Don't record startup time. by vext01 · Pull Request #17 · ykjit/haste

vext01 · 2026-02-11T15:09:21Z

This is a draft of the haste design discussed in-person yesterday.

In summary: because haste currently times a whole process execution, starting with spawning the interpreter, up until the process exits, we are measuring startup time, including the loader etc.

The design we outlined yesterday is: haste should not run the language-specific harness (e.g. harness.lua) directly, but instead run a wrapper script (what I'm calling the "outer harness), which scrapes a more precise process execution time (minus startup) and stores it into a temporary file path provided by haste. Haste then reads the result out of this path after the benchmark is complete.

So the call chain (for yk-benchmarks) would look like:

haste b, which calls:
- outer_harness.sh /tmp/.tmpxsc2cT lua bigloop 10 1000000, which calls:
  - lua harness.lua bigloop 10 1000000

(Note that the outer harness can be written in any language, not necessarily sh)

This draft implements this design and shows how it would work on the in-tree example/, but having implemented this, I don't find the design very ergonomic. As a user, I'd wonder why the authors made it so convoluted.

I wonder if we can come up with a better design.

I'd be tempted to have just one harness (e.g. harness.lua) and this harness accepts the path to the output file and is responsible for writing the result to it. That way we don't have this wrapper script indirection and the scraping.

The only spanner in the works is that we can't break rebench. We'd either have to find a way to make harness.lua work for both rebench and haste, or have two copies of harness.lua one for each system. The former might be possible with an optional last argument for the output file: and only haste passes it.

(Don't review the code in detail -- i haven't tidied it up much)

Any thoughts? Go ahead with this design, or try something else?

ltratt · 2026-02-11T15:10:52Z

Don't forget: you don't have to have a wrapper script! We're doing that for yk-benchmarks because it means we don't have to alter harness.lua. But we could have altered harness.lua and avoided a wrapper script.

ltratt · 2026-02-11T15:15:26Z

One thing I think we might have got wrong with haste is that it has a notion of "which thing am I running" (e.g. lua or yklua). That means we have to pass that awkward second argument (lua) in the example above.

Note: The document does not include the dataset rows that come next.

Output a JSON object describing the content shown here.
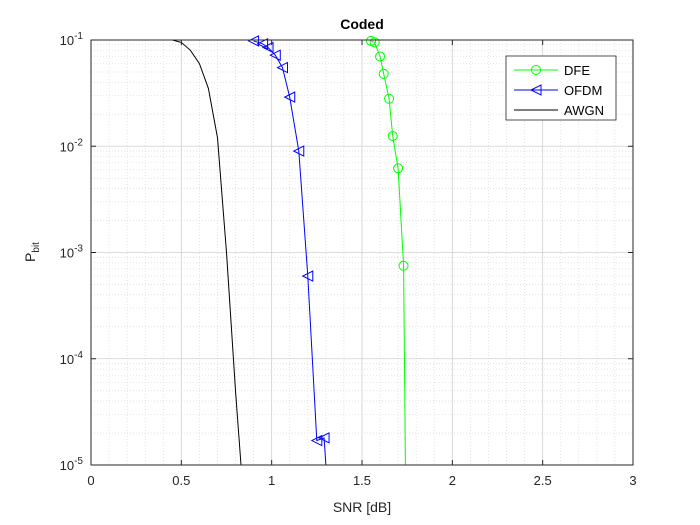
{
  "chart_data": {
    "type": "line",
    "title": "Coded",
    "xlabel": "SNR [dB]",
    "ylabel_main": "P",
    "ylabel_sub": "bit",
    "xlim": [
      0,
      3
    ],
    "ylim": [
      1e-05,
      0.1
    ],
    "yscale": "log",
    "grid": true,
    "minor_grid": true,
    "legend_position": "top-right",
    "x_ticks": [
      0,
      0.5,
      1,
      1.5,
      2,
      2.5,
      3
    ],
    "x_tick_labels": [
      "0",
      "0.5",
      "1",
      "1.5",
      "2",
      "2.5",
      "3"
    ],
    "y_ticks": [
      {
        "value": 0.1,
        "base": "10",
        "exp": "-1"
      },
      {
        "value": 0.01,
        "base": "10",
        "exp": "-2"
      },
      {
        "value": 0.001,
        "base": "10",
        "exp": "-3"
      },
      {
        "value": 0.0001,
        "base": "10",
        "exp": "-4"
      },
      {
        "value": 1e-05,
        "base": "10",
        "exp": "-5"
      }
    ],
    "series": [
      {
        "name": "DFE",
        "color": "#00ff00",
        "marker": "circle",
        "x": [
          1.55,
          1.57,
          1.6,
          1.62,
          1.65,
          1.67,
          1.7,
          1.73,
          1.74
        ],
        "y": [
          0.098,
          0.095,
          0.07,
          0.048,
          0.028,
          0.0125,
          0.0062,
          0.00075,
          1e-05
        ],
        "marker_count": 8
      },
      {
        "name": "OFDM",
        "color": "#0000ff",
        "marker": "triangle-left",
        "x": [
          0.9,
          0.95,
          0.98,
          1.02,
          1.06,
          1.1,
          1.15,
          1.2,
          1.25,
          1.29,
          1.3
        ],
        "y": [
          0.098,
          0.092,
          0.085,
          0.072,
          0.055,
          0.029,
          0.009,
          0.0006,
          1.7e-05,
          1.8e-05,
          1e-05
        ],
        "marker_count": 10
      },
      {
        "name": "AWGN",
        "color": "#000000",
        "marker": "none",
        "x": [
          0.45,
          0.5,
          0.55,
          0.6,
          0.65,
          0.7,
          0.75,
          0.8,
          0.83
        ],
        "y": [
          0.1,
          0.095,
          0.08,
          0.06,
          0.035,
          0.012,
          0.001,
          5e-05,
          1e-05
        ]
      }
    ]
  }
}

In retrospect the bench command should probably take the command you want to run (e.g.haste b yklua_wrapper.sh). In that sense, the ideal is that haste becomes dumber: it's almost just a "run things, record them in a database, show them, and understand as little as possible".

ltratt · 2026-02-11T15:17:14Z

FWIW, overall this looks fine to me, and I think we should merge it (my only minor comment is that, perhaps, I wouldn't use a wrapper in the example, as I think it might suggest to readers that you have to use a wrapper, which isn't the case).

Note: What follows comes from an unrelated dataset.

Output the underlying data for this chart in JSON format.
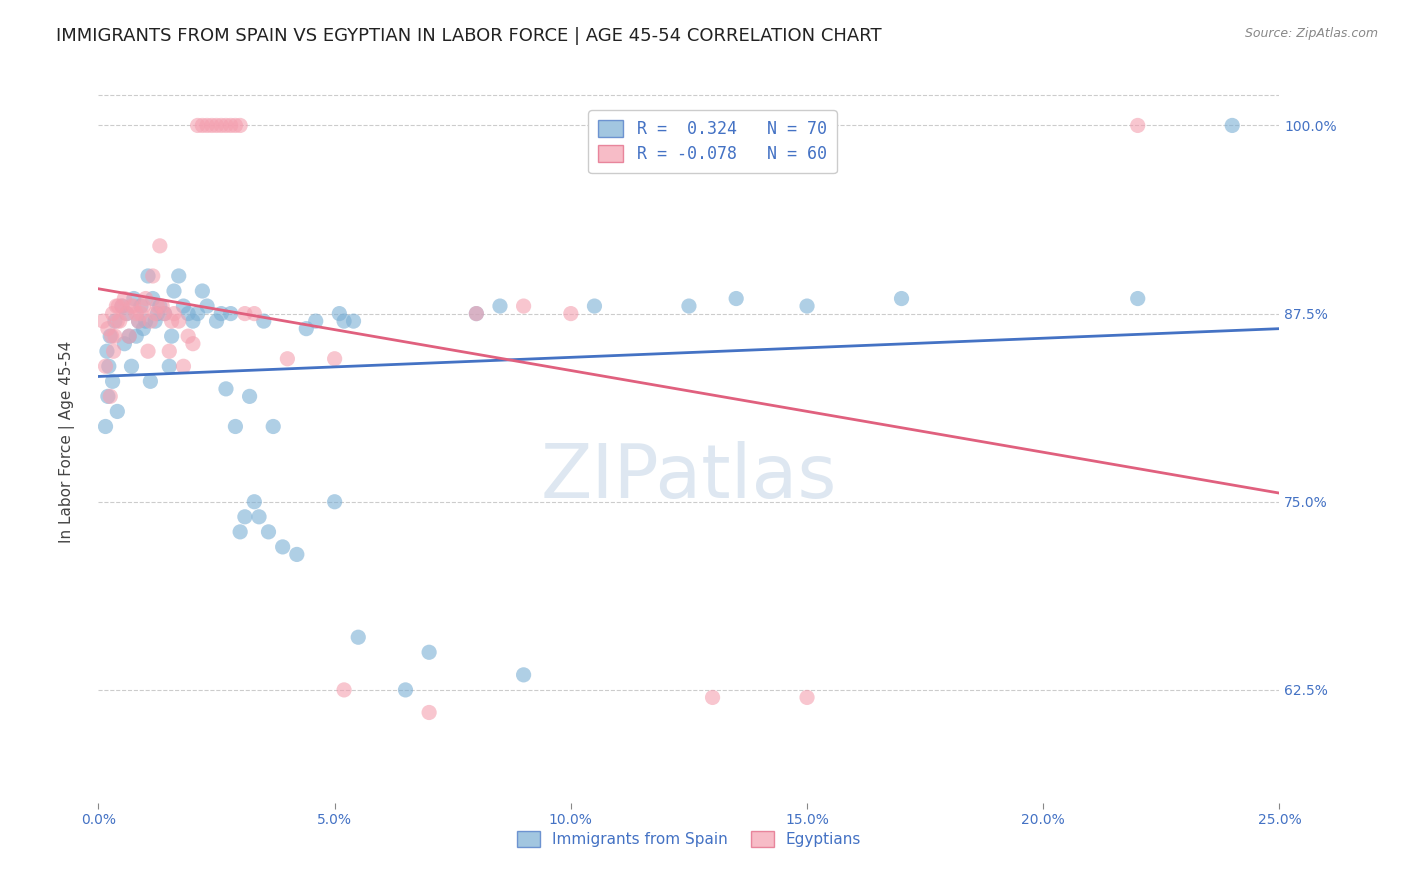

As users of haste, we won't notice the complexity with executors and whatnot. We'll just notice that we've got less noisy data!

vext01 · 2026-02-11T15:21:24Z

Yes. This is indeed annoying. I realised early on that I would need to juggle the arguments unless we only want to allow wrappers that are run by the same interpreter as you are benchmarking, which seems limiting.

In retrospect the bench command should probably take the command you want to run (e.g.haste b yklua_wrapper.sh). In that sense, the ideal is that haste becomes dumber: it's almost just a "run things, record them in a database, show them, and understand as little as possible".

I can give this a shot.

So under that design, is yklua_wrapper.sh called once for each benchmark and each executor?

ltratt · 2026-02-11T15:22:23Z

If we're going to go down the route of more haste work, I would suggest getting rid of the concept of "executor". But, right now, I'm not sure that's worth the effort. IMHO this PR improves our benchmarking, even if it's a bit awkward. I'm inclined to merge it, and let you get back to other matters. Sound like a plan?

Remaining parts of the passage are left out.